Virtualisation should not just be seen as a way to crunch down your server fleet or as a way to outsource IT to the cloud. Its real value may lie in finally allowing us to get to a real abstraction layer in software that could lead to much greater business flexibility.

That is the view of a company called Centralis, which the more long in the tooth of us may remember was originally a spin-out of some of the core IT function of British Gas some 15 or so years ago. The firm 2010 timeframe styles itself as a consulting and implementation specialist with a particular spin on what it calls enabling ‘agility’ – a somewhat abused term in ICT, it has to be admitted, but one which does seem to make sense if you buy the argument.

Which goes something like this: IT is all too often hampered by being tied down to the physical characteristics of the target device, hence the original move to thin-client in the mid 1990s. But that was basically a sort of attenuated client-server, as there was still a hard coupling with the back end server, even though most of the functionality was delivered by the wire, not sitting on the PC/PDA.

But with virtualisation, that link is dissolved, allowing the applications and services to live in one more logically-bounded place, this time not even tied to a specific hardware locus. So, according to Centralis’ MD Ewen Anderson, we end up with what all us programmers always wanted, abstraction of the business logic from the implementation constraints (that and a date with Sarah Michelle Gellar/substitute babe current when you were thinking about this).

The pay-off for the internal IT leader out of virtualisation, then, could be much a range of benefits, ranging from ‘the usual’ (reduced licence fees, less server purchasing, an opportunity to clean up the IT ‘loft’) to quite cool business benefits.

As in? Like much slicker M&A, for a start. The firm has worked with clients like Speedy Hire, the UK’s largest tool and equipment hire company, which tends to grow through acquisition of smaller competitors which it re-brands. Anderson’s company has in co-operation with the firm built a centralised IT package for its all its outlets, based on standard hardware and applications and a Citrix backbone at every depot across the UK, which means when it buys (or opens) a new site it’s that much quicker to rollout.

Seems trivial, but some of us know that a key challenge for all organisations is printing, so standardisation on just two printer models across all depots is mandated, at a stroke reducing IT support and management overheads and minimising the costs of consumables.

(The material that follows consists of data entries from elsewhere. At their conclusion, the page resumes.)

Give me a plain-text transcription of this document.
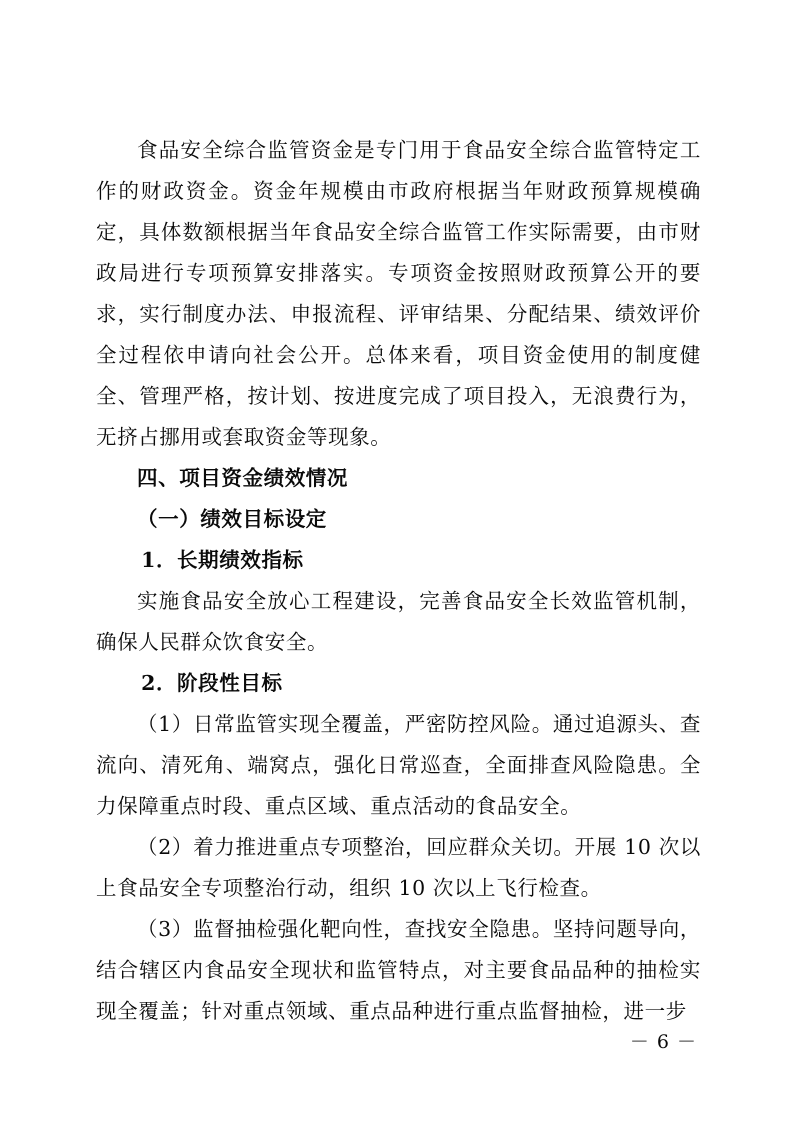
食品安全综合监管资金是专门用于食品安全综合监管特定工作的财政资金。资金年规模由市政府根据当年财政预算规模确定，具体数额根据当年食品安全综合监管工作实际需要，由市财政局进行专项预算安排落实。专项资金按照财政预算公开的要求，实行制度办法、申报流程、评审结果、分配结果、绩效评价全过程依申请向社会公开。总体来看，项目资金使用的制度健全、管理严格，按计划、按进度完成了项目投入，无浪费行为，无挤占挪用或套取资金等现象。

四、项目资金绩效情况

（一）绩效目标设定

1．长期绩效指标

实施食品安全放心工程建设，完善食品安全长效监管机制，确保人民群众饮食安全。

2．阶段性目标

（1）日常监管实现全覆盖，严密防控风险。通过追源头、查流向、清死角、端窝点，强化日常巡查，全面排查风险隐患。全力保障重点时段、重点区域、重点活动的食品安全。

（2）着力推进重点专项整治，回应群众关切。开展 10 次以上食品安全专项整治行动，组织 10 次以上飞行检查。

（3）监督抽检强化靶向性，查找安全隐患。坚持问题导向，结合辖区内食品安全现状和监管特点，对主要食品品种的抽检实现全覆盖；针对重点领域、重点品种进行重点监督抽检，进一步

－ 6 －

Its employees can work from any location without having to familiarise themselves with new desktops, services or systems, the centralised solution can be managed remotely and overall the customer has a core shared central service model, with all those nice simplification, standardisation and centralisation benefits such a thing brings.

An interesting side-effect of this argument – that virtualisation is also a way to free up your IT as much as save money running it – is that you as the CIO would be forced to really pare down your IT farm to what the business really needs. "It’s a bit like a business continuity exercise," Anderson told CBR. "Instead of asking which applications you really need to get back up after a disaster, ask which applications all offices really absolutely have. That may be 20 or even 10% of what you currently run."

I think there’s benefit in this way of thinking. Like they say in the Dr Pepper ads, what’s the worst that could happen if you were to conduct a thought-experiment along the lines Anderson suggests? You may end up with the kernel of a new way of working with apps that could be the best response to your current challenges. Good luck!